За оградой встает силуэт в простом сером плаще с капюшоном, низко надвинутым на лицо. Человек – похоже, та самая госпожа Смоларж – переминается с ноги на ногу, а руки держит сцепленными в замке.
– Госпожа Смоларж, – продолжает Ордгольд свою лекцию, – уже двенадцать лет является почетным членом Бехровского научного общества. Из них восемь работает над технологией малоотходной перегонки масла в бальзам. Иными словами, борется за дешевое топливо для наших шагоходов. Но в месяце залибрате в лаборатории, где группа госпожи проводила испытания, случился сбой: экспериментальная модель аппарата дала течь… – Искусственный голос гремлина становится тих и вкрадчив. – Нам удалось спасти этой талантливой женщине жизнь, но сырое масло нанесло ее лицу страшные увечья. Госпожа Смоларж, прошу вас, покажите нам.

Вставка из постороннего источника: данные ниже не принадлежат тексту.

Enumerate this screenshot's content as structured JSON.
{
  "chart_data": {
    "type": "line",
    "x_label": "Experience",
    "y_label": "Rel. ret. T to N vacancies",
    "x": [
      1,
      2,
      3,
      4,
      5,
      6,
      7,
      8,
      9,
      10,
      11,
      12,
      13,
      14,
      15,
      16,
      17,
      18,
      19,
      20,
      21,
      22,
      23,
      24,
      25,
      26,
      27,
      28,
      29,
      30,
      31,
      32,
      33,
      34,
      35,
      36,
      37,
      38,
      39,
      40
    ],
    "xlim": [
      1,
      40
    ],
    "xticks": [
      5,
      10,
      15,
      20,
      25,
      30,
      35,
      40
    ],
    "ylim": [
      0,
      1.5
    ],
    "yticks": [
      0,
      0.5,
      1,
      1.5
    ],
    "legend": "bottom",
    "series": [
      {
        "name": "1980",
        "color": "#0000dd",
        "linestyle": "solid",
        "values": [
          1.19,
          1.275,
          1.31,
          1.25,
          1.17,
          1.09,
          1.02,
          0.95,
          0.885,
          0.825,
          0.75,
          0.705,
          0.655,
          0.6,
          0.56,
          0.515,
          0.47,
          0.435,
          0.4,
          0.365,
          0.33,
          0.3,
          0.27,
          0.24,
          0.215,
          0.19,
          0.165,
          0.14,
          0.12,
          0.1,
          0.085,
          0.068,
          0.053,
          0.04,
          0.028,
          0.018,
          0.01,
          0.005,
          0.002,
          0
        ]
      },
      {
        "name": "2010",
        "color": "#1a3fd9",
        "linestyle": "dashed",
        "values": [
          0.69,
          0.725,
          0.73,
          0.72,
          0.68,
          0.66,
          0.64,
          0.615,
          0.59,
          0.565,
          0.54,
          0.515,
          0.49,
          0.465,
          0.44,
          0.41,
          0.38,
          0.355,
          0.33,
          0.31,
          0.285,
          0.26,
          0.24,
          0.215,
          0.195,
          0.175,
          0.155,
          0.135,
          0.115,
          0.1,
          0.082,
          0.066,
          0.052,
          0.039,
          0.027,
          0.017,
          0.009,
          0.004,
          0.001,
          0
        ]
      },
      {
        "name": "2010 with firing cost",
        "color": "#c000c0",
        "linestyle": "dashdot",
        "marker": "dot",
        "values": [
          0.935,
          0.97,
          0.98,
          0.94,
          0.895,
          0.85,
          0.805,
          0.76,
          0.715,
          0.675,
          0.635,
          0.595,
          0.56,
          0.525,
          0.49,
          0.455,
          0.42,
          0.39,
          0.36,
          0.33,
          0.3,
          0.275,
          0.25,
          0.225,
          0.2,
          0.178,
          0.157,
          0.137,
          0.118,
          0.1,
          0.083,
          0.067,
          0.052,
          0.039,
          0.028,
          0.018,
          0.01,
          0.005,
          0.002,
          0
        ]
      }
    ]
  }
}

По просьбе – или приказу? – Ордгольда женщина медленно берет капюшон за края, но какая-то незримая преграда не дает ей закончить начатое, словно две половины ее личности отчаянно спорят друг с другом.
Вся Фест-Арена замирает в ожидании кошмарного зрелища.
– Агнешка, моя дорогая коллега, – голос Ордгольда отечески ласков, но вибриссы, стянутые кольцами, чуть заметно дрожат. От сочувствия, от упоения драматичностью момента, от раздражения ли – кто этих гремлинов разберет, – у вас нет причин стесняться шрамов, которые вы получили, исполняя трудовой долг. Вам следует гордиться ими.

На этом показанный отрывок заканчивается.